Cohen, however is of the position that men can still be men even if they exposed their emotions. He seems to deny and oppose his own nature as a man since it is not a deliberate effort by men to conceal their emotions. It is simply how men are. Period. He even recognizes that as much as he feels that sharing his emotions could be the right thing to do, he finds himself bottling it all up. This is the essence of a man’s life: protecting oneself. According to Michael French, men’s lives revolve around respect and care for fellow men, burying ones pain which includes those caused by women and deflecting judgment. (p.1) From this, it is clear that exposing emotions may jeopardize all or any of these themes. If men could share their emotions freely then we would have been living in a very difficult world, even women may find it hard to exist with them.
From an evolutionary perspective, hunting required that men shut off their emotions. It can be argued that over time, this has developed to be a natural phenomena which may not be reversed. (Tyrrel, 2008) Healthy relationship between men and women can only be realized if women recognize that men prefer to talk of practical issues rather than discuss their feelings while men should also appreciate that women need to be listened to as they off load some of their feelings. In a man’s perspective, a fellow man who constantly talks about his feelings is not man enough. They prefer that they talk about what has been done to suppress the feeling. For instance, in a situation of a painful break up, a woman may turn to her friends and pour out her emotions to them and naturally the friends will be sympathetic and help her to recover emotionally. The situation is however different with men. He may either choose not to talk about it or talk about it only when asked. Still, he may not refer to the break up even though deep inside, he feels he needs a way of getting over it of which talking about is is not an option.
Men, until they reach a crisis, will never admit or even hint that something is wrong. The real problem begins when he reaches a point of desperation that he cannot deny. For most men, failure is a crisis since it shows one has failed a test of masculinity. Their biggest fear is being exposed because men find it utterly difficult to handle gossip and slander. It may be argued that many men do not understand, neither are their emotions fully developed to handle themselves. Women on the other hand recognize their emotions hence turn to each other for emotional support. Men will always face crisis alone because they feel it is how things are: it is heroic to solve one’s own problem with no external support. However, behind this is frustration which may lead to anger, drugs or emotional shut down.
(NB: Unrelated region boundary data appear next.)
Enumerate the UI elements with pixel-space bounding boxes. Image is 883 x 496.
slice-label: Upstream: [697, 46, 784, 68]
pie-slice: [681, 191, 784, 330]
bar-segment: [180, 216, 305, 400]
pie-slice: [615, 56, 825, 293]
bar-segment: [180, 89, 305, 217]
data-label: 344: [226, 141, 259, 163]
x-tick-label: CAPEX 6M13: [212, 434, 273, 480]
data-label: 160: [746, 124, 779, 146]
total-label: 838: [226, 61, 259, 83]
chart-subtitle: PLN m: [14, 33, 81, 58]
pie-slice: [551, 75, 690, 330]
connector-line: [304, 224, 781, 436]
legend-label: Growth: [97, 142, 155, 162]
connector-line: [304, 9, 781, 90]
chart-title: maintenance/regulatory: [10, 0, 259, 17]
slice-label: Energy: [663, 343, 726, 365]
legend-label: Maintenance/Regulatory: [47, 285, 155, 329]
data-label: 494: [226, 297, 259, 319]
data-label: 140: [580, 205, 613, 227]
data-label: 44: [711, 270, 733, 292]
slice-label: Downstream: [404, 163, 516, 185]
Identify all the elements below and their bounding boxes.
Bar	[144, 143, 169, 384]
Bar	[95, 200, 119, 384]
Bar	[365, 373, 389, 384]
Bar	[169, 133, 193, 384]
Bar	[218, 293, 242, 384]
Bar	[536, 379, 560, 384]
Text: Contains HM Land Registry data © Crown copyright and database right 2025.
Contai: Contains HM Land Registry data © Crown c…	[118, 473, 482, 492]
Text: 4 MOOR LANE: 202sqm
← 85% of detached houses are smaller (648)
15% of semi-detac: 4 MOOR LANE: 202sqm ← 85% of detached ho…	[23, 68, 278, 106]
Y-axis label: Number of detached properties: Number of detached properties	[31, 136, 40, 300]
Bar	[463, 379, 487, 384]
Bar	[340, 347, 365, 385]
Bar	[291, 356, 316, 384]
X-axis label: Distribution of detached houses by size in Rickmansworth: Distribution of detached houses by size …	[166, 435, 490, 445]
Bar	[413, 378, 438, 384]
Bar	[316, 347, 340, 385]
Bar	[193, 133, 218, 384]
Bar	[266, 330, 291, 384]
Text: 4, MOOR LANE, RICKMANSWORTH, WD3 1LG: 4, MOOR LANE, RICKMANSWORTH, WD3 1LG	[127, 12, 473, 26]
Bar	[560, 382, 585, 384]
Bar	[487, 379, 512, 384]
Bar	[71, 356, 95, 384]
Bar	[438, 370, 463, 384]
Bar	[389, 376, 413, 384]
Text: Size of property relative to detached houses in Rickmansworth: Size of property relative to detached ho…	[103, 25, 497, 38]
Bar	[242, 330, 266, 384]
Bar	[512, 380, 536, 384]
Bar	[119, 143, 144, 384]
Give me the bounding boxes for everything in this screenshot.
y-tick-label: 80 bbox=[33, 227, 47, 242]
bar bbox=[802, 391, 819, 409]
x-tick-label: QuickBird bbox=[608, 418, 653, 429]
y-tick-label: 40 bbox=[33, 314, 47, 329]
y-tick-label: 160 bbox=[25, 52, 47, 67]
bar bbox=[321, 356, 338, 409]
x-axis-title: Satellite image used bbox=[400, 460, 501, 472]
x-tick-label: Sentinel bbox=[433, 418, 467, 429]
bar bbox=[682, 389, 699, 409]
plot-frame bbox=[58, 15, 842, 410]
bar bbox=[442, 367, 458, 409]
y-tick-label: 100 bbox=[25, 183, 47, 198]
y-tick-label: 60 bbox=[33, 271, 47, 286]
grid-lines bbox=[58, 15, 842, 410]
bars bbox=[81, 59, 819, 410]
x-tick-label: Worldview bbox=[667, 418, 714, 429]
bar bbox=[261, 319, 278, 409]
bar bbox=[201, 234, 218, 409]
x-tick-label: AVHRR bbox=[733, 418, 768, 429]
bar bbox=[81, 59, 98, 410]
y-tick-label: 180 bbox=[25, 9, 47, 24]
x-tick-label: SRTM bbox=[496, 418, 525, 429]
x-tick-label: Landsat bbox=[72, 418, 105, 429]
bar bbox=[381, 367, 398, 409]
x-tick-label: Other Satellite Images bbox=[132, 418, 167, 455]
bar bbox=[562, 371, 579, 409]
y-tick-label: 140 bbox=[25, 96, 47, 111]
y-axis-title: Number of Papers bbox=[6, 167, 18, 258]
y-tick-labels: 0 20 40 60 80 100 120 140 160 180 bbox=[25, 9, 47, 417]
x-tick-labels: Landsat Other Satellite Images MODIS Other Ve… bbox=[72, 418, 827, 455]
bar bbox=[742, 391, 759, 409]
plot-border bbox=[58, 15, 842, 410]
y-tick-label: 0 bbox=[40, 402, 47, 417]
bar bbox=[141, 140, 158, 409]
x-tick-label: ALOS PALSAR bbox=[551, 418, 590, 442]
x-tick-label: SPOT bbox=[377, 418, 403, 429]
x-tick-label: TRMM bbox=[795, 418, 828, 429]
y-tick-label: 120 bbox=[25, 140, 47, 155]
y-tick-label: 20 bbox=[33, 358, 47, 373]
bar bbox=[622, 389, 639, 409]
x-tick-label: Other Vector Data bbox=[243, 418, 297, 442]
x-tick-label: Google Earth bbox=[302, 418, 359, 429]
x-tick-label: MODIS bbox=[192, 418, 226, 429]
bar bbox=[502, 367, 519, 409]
Cohen’s argument that women progress because of their openness to discuss their emotions may not be far from the truth. A deeper degree of self intimacy is always at the disposal of women. They always have something to hold onto during crisis and this may explain their lengthened lifespan in relation to their male counterparts. Women know how to communicate their feelings but men have never seen the reason to. Men always hold that it is a disgrace to the ‘manly species’ for one to openly express his emotions and feelings. A real man never shows his weakness. However, this is all embedded in the nature of human beings. Similarities and differences are the main core of the relationship between men and women and as such, one should not try to be like the other. It is virtually impossible.
Michael French. (2008) The Hidden Lives of Men, Part 2 Why Men Fall Out of Love: What Every Woman Needs to Understand
Richard Cohen. Men and their Hidden Feelings. Essay
Tyrrel, Mark. (2008) Men, women and emotions – or why he never tells you how he’s feeling!